Pero antes de oír de los labios de su mujer lo que ya suponía, le impresionó en aquel momento algo distinto. Aunque antes ya se había dado cuenta de que llegaba la vejez, esta vez se sintió disgustado, por ella, al ver cómo se ahogaba después de la rápida carrera, con qué extenuación crujía y silbaba su pecho, cómo se levantaban anormalmente sus flacos hombros. La potente luz eléctrica de la pulcra y blanqueada garita le permitió descubrir bruscamente unas irreversibles arrugas en la piel de las oscurecidas mejillas de Ukubala (y era en realidad una morena color trigo, con los ojos siempre de un negro brillante), y también aquella boca mellada, como un argumento más de que incluso la mujer que ha vivido ya su época no debe de ninguna manera ser desdentada (hacía tiempo que debía haberla llevado a la estación para que le colocaran una dentadura metálica; ahora todos, viejos y jóvenes, la llevaban así); y como corolario, aquellas hebras grises, muy blancas ya, que se desparramaban por su rostro bajo el caído pañuelo. Todo ello le hería el corazón. «¡Ay! ¡Cómo te me has envejecido!», se lamentó en su alma con la dolorosa sensación de cierta culpabilidad. Y por ello se sintió aún más inmerso en un silencioso agradecimiento que surgía por todo aquello a la vez, por todo lo que habían vivido juntos en muchos años, y especialmente porque hubiera acudido en aquel momento corriendo por las vías en mitad de la noche, al extremo más alejado del apartadero, por respeto y por deber, pues sabía cuán importante era para Yediguéi. Había corrido a comunicarle la muerte del desgraciado anciano Kazangap, un viejo solitario que había fallecido en una vacía choza de barro, y comprendía que sólo Yediguéi escucharía con calor humano la defunción del hombre que los había abandonado a todos, aunque el difunto no era ni su marido, ni su hermano, ni su padrino.

- Siéntate, descansa –dijo Yediguéi cuando entraron en la garita.

–Siéntate tú también –le indicó ella a su marido. Se sentaron.

– ¿Qué ha sucedido?

- Kazangap ha muerto.

- ¿Cuándo?

–Hace un rato fui a echarle una mirada, a ver cómo estaba, por si necesitaba algo. Entré, la luz estaba encendida, él se encontraba en su sitio, sólo que la barba le salía torcida, para arriba, no sé cómo. Me acerqué. «Kazangap», le dije, «Kazangap, ¿quieres que te sirva un té caliente?», pero él ya no estaba. –Su voz se cortó, las lágrimas volvieron a sus afinados y enrojecidos párpados, y después de unos sollozos, Ukubala se puso a llorar dulcemente–. Ya ves cómo han ido las cosas al final. ¡Qué hombre fue! Y al morir, no había nadie para cerrarle los ojos –se lamentó llorando–. ¡Quién podía haberlo imaginado! Y así ha muerto el hombre... –se disponía a decir «como un perro en el camino», pero se calló, no valía la pena precisarlo, aunque ya quedaba bastante claro.

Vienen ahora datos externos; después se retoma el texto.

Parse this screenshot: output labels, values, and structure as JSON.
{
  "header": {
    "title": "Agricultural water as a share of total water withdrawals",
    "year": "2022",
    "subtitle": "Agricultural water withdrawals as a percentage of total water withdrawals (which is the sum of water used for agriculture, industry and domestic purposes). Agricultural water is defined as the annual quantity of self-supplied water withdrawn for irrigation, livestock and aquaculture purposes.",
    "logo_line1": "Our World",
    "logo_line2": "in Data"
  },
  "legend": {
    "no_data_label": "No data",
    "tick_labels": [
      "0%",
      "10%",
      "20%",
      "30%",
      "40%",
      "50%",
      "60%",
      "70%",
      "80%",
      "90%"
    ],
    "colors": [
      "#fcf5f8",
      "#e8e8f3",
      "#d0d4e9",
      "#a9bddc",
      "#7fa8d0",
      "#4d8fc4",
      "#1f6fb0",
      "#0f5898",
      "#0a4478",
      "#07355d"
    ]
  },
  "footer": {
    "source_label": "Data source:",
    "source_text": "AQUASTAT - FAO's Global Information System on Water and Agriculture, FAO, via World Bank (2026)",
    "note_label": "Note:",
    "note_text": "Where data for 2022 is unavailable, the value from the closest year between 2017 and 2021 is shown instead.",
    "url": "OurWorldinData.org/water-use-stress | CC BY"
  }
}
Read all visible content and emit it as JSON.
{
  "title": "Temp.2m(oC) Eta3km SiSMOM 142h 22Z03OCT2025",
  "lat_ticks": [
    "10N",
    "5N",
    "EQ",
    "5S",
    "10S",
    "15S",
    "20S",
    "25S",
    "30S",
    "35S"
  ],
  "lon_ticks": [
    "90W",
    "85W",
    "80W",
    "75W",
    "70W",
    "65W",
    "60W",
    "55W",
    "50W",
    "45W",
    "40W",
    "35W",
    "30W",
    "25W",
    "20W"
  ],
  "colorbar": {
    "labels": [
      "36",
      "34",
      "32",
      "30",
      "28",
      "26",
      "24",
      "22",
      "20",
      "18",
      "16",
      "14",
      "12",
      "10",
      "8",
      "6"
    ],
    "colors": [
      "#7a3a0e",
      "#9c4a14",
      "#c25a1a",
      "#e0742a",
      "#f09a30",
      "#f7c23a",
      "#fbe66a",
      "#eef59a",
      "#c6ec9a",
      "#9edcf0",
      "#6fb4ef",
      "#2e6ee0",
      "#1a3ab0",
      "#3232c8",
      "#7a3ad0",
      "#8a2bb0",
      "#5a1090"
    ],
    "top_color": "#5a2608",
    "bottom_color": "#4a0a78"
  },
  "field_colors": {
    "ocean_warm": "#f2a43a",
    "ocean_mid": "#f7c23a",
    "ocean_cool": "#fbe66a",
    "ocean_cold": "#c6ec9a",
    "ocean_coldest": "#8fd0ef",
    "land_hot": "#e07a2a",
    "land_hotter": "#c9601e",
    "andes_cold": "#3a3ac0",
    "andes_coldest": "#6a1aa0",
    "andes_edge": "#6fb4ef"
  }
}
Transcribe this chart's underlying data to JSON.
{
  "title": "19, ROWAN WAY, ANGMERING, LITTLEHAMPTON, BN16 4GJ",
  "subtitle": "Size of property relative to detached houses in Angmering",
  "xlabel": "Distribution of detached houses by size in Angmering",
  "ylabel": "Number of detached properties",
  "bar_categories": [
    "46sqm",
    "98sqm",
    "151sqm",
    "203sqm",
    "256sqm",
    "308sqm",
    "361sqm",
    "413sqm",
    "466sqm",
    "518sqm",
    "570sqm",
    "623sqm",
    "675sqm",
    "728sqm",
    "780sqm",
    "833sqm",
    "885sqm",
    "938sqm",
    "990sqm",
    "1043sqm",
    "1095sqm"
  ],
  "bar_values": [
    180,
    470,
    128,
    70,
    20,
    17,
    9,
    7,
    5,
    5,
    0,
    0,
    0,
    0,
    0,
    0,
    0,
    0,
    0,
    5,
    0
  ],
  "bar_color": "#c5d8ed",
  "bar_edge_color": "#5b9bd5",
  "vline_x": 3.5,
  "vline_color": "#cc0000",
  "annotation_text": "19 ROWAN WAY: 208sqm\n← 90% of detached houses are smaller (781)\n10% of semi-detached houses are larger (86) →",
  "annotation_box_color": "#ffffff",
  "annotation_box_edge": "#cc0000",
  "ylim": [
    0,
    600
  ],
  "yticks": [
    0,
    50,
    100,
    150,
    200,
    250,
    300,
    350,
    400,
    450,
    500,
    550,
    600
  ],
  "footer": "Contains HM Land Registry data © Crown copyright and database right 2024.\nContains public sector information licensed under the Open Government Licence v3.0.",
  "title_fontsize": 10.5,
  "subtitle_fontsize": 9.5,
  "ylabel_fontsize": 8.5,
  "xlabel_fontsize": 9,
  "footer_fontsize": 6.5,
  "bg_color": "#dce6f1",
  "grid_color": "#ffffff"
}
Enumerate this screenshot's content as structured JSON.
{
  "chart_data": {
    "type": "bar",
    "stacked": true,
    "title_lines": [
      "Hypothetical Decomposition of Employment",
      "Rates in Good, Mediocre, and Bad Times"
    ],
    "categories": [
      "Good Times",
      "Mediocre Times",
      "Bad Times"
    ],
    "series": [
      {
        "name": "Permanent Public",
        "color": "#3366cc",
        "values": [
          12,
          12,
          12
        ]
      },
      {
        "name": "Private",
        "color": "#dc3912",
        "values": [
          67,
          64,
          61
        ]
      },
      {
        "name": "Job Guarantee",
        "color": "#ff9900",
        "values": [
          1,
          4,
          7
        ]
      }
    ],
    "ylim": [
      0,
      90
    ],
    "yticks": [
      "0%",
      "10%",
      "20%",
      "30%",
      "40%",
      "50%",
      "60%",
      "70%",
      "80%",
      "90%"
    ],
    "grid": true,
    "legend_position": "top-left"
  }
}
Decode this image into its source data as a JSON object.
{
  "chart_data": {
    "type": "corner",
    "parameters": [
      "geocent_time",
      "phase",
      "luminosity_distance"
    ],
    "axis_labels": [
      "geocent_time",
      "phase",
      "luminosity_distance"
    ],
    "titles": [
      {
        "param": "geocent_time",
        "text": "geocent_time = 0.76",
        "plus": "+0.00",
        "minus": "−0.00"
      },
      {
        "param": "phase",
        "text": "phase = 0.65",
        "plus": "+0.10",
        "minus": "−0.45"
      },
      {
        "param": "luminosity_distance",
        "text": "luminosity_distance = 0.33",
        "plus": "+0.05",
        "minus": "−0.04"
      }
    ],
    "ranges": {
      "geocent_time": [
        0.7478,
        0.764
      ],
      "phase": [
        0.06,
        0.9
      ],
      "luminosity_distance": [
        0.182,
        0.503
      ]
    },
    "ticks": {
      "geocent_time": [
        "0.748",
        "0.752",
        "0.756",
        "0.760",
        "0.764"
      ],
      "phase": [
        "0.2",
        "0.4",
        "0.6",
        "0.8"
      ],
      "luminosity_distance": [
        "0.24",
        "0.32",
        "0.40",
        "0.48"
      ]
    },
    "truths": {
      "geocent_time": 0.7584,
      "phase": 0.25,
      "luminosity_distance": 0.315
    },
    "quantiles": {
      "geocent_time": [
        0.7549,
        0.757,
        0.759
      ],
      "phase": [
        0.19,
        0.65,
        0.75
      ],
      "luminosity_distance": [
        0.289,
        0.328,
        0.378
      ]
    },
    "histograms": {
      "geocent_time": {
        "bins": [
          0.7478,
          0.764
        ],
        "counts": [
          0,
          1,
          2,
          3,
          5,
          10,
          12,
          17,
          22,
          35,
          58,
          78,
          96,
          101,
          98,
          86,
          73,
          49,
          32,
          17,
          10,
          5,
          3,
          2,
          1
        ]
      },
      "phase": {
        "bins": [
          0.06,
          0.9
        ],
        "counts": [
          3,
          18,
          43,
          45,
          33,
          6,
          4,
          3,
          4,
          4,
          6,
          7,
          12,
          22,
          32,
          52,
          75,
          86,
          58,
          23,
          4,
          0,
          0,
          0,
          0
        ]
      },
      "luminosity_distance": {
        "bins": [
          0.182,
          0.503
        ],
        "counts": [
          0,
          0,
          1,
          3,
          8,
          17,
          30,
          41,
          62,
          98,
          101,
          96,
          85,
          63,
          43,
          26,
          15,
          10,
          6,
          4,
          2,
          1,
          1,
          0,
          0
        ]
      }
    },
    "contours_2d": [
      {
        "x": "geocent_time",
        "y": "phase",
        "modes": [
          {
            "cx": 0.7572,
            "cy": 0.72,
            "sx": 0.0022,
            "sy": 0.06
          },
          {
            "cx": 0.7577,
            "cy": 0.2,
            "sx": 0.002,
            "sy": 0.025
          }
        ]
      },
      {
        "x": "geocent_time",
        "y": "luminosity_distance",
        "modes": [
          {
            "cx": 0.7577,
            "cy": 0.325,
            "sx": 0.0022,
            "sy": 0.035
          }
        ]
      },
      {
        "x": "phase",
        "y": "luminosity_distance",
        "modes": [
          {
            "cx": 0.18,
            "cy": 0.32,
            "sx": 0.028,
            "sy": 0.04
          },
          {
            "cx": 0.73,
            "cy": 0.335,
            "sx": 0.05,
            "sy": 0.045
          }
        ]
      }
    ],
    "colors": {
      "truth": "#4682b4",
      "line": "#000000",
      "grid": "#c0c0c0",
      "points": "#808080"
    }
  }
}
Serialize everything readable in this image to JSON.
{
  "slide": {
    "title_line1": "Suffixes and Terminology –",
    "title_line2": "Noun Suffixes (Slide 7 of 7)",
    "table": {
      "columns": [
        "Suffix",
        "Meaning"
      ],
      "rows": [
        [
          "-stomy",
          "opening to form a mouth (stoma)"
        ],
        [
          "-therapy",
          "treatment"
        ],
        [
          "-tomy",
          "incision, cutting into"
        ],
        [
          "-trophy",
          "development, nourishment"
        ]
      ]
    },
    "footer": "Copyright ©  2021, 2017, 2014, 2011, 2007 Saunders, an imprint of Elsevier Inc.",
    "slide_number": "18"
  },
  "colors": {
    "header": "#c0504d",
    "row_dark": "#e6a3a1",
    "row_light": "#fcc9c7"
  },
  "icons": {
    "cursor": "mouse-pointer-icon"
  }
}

Burani Yediguéi, que así era llamado en el distrito y que había trabajado en el apartadero de Boranly-Buránny desde los días en que volvió de la guerra, escuchaba a su mujer sentado sombríamente en el banco supletorio, con las pesadas manos, como troncos nudosos, descansando sobre sus rodillas. La visera de su gorra de ferroviario, bastante manchada y ajada, daba sombra a sus ojos. ¿En qué pensaba?